Abruptio Placentae Treatment & Management
- Author: Shad H Deering, MD; Chief Editor: Carl V Smith, MD more...
Inpatient admission for testing and possible delivery is required if abruptio placentae is considered likely.
See Emergent Management of Abruptio Placentae for complete information on this topic.
Transfer of the patient to an intensive care unit (ICU) may be necessary, before or after delivery, if the patient is hemodynamically unstable, such as if shock develops, and requires invasive central monitoring or if operative complications are encountered.
Transfer to a facility with a neonatal ICU is needed if the fetus is preterm and appropriate facilities are not available. This should be accomplished after delivery if delivery is required to stabilize the mother.
Initial Management of Abruptio Placentae
Begin continuous external fetal monitoring for the fetal heart rate and contractions.
Obtain intravenous access using 2 large-bore intravenous lines.
Institute crystalloid fluid resuscitation for the patient.
Type and crossmatch blood.
Begin a transfusion if the patient is hemodynamically unstable after fluid resuscitation.
Correct coagulopathy, if present.
Administer Rh immune globulin if the patient is Rh-negative.
This is the preferred method of delivery for a fetus that has died secondary to placental abruption.
The ability of the patient to undergo vaginal delivery depends on her remaining hemodynamically stable.

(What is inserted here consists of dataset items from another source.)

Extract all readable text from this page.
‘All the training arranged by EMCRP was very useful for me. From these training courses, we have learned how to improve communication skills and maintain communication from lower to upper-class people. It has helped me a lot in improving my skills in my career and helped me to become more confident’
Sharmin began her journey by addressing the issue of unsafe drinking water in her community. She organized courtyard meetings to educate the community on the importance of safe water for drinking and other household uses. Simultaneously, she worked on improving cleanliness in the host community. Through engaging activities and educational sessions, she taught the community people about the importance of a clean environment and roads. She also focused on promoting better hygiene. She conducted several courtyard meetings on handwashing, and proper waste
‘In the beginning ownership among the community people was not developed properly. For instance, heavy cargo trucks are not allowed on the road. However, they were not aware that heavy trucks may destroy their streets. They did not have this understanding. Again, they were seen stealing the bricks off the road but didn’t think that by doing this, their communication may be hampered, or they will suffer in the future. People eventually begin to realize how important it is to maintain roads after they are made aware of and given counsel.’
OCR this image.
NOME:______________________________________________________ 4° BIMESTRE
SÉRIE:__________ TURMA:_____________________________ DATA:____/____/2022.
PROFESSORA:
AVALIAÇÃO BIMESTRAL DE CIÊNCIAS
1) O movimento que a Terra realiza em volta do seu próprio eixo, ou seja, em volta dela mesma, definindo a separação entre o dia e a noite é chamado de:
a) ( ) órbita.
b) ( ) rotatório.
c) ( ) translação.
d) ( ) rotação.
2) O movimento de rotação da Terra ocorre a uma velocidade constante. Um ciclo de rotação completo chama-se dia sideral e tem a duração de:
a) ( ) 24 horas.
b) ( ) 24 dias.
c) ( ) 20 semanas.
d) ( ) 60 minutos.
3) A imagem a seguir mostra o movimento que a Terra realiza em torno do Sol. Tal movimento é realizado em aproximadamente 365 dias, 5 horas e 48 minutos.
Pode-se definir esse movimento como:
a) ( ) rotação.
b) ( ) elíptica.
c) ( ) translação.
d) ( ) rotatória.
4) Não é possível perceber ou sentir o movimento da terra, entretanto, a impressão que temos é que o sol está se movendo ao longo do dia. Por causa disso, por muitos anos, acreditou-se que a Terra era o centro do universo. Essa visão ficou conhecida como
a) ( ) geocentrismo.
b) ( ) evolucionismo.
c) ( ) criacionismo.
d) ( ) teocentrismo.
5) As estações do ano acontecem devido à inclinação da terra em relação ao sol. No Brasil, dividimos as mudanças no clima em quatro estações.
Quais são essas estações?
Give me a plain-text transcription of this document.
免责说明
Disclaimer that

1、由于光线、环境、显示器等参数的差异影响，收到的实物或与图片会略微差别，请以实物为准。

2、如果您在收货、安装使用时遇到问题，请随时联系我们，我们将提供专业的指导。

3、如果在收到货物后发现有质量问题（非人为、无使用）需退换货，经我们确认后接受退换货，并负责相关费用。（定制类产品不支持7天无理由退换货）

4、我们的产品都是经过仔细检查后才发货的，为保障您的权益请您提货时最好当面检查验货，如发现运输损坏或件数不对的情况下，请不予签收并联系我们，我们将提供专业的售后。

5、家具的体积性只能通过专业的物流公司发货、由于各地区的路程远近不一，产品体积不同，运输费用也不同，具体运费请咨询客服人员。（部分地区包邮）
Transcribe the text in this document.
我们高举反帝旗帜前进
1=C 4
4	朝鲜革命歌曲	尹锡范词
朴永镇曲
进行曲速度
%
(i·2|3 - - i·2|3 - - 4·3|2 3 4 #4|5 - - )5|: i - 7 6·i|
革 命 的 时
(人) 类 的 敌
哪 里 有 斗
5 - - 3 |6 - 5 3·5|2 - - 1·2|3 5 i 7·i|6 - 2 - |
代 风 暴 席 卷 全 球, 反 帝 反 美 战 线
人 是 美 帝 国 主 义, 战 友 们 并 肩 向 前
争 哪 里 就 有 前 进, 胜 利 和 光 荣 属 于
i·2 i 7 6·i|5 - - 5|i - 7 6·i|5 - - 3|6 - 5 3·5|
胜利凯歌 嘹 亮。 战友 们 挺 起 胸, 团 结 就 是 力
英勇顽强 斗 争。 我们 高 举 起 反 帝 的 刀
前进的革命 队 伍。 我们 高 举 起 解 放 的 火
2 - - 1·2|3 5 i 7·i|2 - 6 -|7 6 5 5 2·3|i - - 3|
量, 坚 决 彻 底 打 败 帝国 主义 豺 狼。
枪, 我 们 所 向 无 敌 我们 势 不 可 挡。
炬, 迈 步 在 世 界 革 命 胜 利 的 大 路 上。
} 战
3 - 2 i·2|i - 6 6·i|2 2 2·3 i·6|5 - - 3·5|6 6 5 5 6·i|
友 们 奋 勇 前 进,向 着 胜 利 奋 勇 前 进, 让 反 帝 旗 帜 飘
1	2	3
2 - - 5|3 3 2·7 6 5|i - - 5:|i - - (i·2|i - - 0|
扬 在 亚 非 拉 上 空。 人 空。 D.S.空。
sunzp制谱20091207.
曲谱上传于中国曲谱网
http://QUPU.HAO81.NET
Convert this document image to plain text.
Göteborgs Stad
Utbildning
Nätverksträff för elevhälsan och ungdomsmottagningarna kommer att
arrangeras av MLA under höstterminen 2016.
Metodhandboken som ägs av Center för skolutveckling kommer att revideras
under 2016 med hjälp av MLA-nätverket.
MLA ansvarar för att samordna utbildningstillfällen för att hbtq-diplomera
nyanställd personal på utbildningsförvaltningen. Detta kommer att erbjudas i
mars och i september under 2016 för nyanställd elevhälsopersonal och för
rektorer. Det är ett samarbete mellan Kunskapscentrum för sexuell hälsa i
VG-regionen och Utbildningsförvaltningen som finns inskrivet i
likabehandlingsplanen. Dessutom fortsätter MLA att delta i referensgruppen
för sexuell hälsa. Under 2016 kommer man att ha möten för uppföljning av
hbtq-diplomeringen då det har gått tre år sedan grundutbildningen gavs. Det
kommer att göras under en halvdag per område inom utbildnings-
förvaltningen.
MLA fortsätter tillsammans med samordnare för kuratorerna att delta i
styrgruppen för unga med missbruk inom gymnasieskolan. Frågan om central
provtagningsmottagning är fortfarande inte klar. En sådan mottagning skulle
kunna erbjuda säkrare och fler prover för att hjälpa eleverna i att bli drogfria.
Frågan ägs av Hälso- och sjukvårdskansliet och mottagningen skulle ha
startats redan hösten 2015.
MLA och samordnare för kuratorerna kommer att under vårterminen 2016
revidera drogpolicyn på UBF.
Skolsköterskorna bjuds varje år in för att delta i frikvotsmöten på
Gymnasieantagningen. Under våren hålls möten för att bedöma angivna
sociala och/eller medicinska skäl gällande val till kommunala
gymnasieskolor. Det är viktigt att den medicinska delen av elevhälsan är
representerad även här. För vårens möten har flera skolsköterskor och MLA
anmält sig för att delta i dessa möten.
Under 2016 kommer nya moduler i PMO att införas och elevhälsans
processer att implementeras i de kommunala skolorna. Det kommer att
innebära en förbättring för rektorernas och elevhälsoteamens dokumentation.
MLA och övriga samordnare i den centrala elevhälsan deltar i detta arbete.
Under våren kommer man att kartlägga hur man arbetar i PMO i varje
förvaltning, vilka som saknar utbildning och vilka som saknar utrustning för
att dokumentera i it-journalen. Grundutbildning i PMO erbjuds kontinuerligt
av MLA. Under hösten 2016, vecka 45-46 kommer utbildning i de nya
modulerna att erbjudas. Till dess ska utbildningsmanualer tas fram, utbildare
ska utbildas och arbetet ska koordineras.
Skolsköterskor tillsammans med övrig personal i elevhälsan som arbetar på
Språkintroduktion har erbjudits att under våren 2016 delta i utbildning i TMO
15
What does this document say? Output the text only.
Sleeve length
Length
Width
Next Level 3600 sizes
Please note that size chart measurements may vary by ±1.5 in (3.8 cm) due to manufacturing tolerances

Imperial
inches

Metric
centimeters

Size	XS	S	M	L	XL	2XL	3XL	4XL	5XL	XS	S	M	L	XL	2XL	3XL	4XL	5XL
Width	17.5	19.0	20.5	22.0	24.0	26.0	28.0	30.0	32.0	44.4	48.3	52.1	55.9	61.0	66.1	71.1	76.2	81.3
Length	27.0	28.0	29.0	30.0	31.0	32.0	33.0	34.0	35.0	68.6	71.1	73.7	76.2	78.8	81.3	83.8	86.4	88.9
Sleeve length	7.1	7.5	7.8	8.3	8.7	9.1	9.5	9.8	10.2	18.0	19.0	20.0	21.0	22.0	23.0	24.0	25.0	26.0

Delivery is usually rapid in these patients secondary to increased uterine tone and contractions.
Cesarean delivery is often necessary for fetal and maternal stabilization.
While cesarean delivery facilitates rapid delivery and direct access to the uterus and its vasculature, it can be complicated by the patient's coagulation status. Because of this, a vertical skin incision, which has been associated with less blood loss, is often used when the patient appears to have DIC.
The type of uterine incision is dictated by the gestational age of the fetus, with a vertical or classic uterine incision often being necessary in the preterm patient.
If hemorrhage cannot be controlled after delivery, a cesarean hysterectomy may be required to save the patient's life.
Before proceeding to hysterectomy, other procedures, including correction of coagulopathy, ligation of the uterine artery, administration of uterotonics (if atony is present), packing of the uterus, and other techniques to control hemorrhage, may be attempted.
Dietary and Activity
The patient should be restricted to nothing by mouth (NPO) if emergent delivery is a possibility.
Preterm patients diagnosed with a chronic abruption may be started on a modified bedrest regimen and monitored closely for any signs of maternal or fetal distress that could necessitate delivery. Again, consultation with maternal-fetal medicine (MFM) specialists is advised for conservative management of abruptio placentae.
Inpatient and Outpatient Medications in Abruptio Placentae
Inpatient and outpatient medications may include the following:
Stool softeners if the patient is hemodynamically stable and is kept in an inpatient setting for monitoring
Deterrence and Prevention of Abruptio Placentae
Elimination of correctable risk factors can decrease the risk of recurrence in subsequent pregnancies.
Two of the most notable correctable factors are smoking and cocaine abuse. Education about the risks of these behaviors and about cessation or rehabilitation programs may help to prevent future abruptions.
If a patient has been abused, preventing further abuse is an important consideration.
Because of the potential association with thrombophilias with abruptio placentae, a patient found to have a thrombophilia who had a severe or early abruption, especially with death of the fetus, is usually treated with heparin anticoagulation therapy during the following pregnancy and for 6 weeks' postpartum, although, at present, little evidence has demonstrated that this measure decreases the risk of recurrence.
A maternal-fetal medicine (MFM) specialist should be consulted if a mild abruption is diagnosed or the diagnosis is questionable. In the case of a preterm fetus in which tocolysis is considered likely, consulting an MFM specialist may be prudent.
Pediatricians or neonatal intensive care specialists should be consulted if the fetus is considered viable, usually at 24 weeks' gestation, and delivery is anticipated.